Our one concern with the 7790 right now is one of memory size. Adding another 1GB of GDDR5 would definitely have a price impact, and having 2GB of GDDR5 on a 128bit bus would be a bit odd. But on the other hand we now know what the future of PC gaming holds: a lot of ports coming from a console with 8GB of GDDR5 memory. 1GB is going to look very small in a year’s time as those ports start arriving.
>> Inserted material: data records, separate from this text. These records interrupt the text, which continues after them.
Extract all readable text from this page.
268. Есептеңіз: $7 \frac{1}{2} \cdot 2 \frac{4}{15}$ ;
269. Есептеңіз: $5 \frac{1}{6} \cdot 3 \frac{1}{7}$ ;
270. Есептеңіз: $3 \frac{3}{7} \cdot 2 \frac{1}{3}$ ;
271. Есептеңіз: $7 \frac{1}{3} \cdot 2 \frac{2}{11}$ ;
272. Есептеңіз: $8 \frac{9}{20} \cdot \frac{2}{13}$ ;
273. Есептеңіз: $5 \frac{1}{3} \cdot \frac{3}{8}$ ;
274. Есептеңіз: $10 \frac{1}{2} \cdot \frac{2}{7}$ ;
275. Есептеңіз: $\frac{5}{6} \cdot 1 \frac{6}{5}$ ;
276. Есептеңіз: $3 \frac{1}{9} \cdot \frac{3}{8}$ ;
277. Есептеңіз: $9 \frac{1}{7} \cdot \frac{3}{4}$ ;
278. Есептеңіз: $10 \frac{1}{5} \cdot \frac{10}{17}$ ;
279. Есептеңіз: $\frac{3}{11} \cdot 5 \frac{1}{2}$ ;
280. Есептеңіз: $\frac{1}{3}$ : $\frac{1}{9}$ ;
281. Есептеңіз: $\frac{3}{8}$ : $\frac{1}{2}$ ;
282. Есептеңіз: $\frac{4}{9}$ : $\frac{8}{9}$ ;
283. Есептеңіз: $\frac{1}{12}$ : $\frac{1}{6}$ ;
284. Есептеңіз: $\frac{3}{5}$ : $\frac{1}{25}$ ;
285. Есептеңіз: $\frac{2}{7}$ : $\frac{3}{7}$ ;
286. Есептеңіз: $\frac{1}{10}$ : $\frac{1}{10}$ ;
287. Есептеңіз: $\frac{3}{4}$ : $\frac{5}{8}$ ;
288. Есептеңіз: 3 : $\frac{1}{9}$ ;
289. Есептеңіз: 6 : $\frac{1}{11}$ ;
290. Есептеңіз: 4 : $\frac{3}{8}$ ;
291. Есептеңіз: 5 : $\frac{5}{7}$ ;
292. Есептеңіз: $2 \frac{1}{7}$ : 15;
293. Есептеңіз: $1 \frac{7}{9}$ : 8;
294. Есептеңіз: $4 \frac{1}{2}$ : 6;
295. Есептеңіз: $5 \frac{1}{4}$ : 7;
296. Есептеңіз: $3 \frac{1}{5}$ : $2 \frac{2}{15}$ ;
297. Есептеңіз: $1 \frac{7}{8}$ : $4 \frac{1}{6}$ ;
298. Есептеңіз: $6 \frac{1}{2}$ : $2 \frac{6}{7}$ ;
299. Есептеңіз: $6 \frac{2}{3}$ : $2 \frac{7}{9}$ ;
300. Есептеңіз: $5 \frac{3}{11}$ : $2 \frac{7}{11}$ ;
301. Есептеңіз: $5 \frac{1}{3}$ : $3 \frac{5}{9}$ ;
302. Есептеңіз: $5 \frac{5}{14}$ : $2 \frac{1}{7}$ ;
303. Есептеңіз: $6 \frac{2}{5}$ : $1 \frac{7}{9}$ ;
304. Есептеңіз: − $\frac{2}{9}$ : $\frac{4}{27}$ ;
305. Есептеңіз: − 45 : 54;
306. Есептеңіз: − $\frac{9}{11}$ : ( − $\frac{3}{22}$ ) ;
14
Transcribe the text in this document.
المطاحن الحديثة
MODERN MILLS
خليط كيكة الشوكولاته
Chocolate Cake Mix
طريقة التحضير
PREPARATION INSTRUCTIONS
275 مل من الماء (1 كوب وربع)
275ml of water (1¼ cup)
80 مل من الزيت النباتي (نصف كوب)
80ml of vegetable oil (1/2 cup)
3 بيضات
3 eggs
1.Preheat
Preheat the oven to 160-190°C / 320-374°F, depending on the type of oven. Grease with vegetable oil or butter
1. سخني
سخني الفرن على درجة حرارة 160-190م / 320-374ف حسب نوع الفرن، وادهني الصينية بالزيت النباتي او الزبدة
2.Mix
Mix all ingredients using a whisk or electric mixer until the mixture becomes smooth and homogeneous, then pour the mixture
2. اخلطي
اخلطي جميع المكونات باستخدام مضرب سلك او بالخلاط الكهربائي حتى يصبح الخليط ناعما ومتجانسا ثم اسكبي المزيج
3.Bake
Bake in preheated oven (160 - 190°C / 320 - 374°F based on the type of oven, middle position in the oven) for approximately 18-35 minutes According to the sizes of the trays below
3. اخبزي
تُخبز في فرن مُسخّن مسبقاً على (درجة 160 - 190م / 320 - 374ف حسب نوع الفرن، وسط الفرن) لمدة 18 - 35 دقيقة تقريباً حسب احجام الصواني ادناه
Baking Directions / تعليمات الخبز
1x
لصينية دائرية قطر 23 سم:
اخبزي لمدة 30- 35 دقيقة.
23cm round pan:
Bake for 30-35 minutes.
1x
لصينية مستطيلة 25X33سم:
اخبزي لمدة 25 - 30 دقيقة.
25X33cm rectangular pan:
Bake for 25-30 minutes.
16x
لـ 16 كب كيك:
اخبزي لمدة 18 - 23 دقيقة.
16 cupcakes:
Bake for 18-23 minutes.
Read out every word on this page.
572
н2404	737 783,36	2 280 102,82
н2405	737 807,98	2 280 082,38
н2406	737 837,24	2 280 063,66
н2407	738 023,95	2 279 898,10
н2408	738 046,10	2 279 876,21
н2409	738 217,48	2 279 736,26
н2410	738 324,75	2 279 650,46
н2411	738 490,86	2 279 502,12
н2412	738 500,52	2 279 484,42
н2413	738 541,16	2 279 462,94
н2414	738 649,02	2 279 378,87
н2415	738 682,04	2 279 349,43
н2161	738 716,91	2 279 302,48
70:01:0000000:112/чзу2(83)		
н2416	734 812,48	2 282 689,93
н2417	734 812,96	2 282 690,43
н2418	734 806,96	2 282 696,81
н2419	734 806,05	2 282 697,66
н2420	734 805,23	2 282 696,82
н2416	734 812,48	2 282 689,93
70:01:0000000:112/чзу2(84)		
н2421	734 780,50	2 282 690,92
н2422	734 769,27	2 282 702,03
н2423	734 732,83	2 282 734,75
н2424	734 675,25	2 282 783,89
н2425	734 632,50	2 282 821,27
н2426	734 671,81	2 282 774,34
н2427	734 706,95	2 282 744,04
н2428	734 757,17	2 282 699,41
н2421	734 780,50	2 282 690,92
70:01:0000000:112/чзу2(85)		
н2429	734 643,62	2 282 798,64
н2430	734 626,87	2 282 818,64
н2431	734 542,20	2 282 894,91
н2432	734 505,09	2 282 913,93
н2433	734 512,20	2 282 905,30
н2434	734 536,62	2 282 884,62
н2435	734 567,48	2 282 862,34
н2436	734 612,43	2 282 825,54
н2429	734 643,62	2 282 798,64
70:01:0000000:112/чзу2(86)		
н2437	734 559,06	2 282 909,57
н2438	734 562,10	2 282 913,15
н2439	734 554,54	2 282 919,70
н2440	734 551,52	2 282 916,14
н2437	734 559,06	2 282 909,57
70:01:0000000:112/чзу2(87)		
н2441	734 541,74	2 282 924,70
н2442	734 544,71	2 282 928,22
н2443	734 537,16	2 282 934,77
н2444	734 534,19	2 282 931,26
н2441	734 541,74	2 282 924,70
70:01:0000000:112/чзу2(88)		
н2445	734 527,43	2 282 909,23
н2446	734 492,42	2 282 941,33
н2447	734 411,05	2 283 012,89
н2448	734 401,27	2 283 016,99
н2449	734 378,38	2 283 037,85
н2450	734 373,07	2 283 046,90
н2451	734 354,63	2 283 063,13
Ultimately we’re reminded of a discussion we had with the launch of the GTX 650 Ti last year, when we had the time to look at 2GB vs. 1GB on the 650 Ti and the 7850. Our conclusion at the time was such: “We have reached that point where if you’re going to be spending $150 or more that you shouldn’t be settling for a 1GB card; this is the time where 2GB cards are going to become the minimum for performance gaming video cards.” That conclusion has not changed. The 7790 looks good among the current crop of cards, but the 2GB 7850 is going to be so much more future-proof, at least in as much as a video card can be. At these prices consumer budgets are typically fixed and for good reason, but with 2GB 7850s available at around $180, it’s a very compelling upgrade for the extra $30. In 2013 it’s something worth considering if you want to keep a video card for at least a couple of years.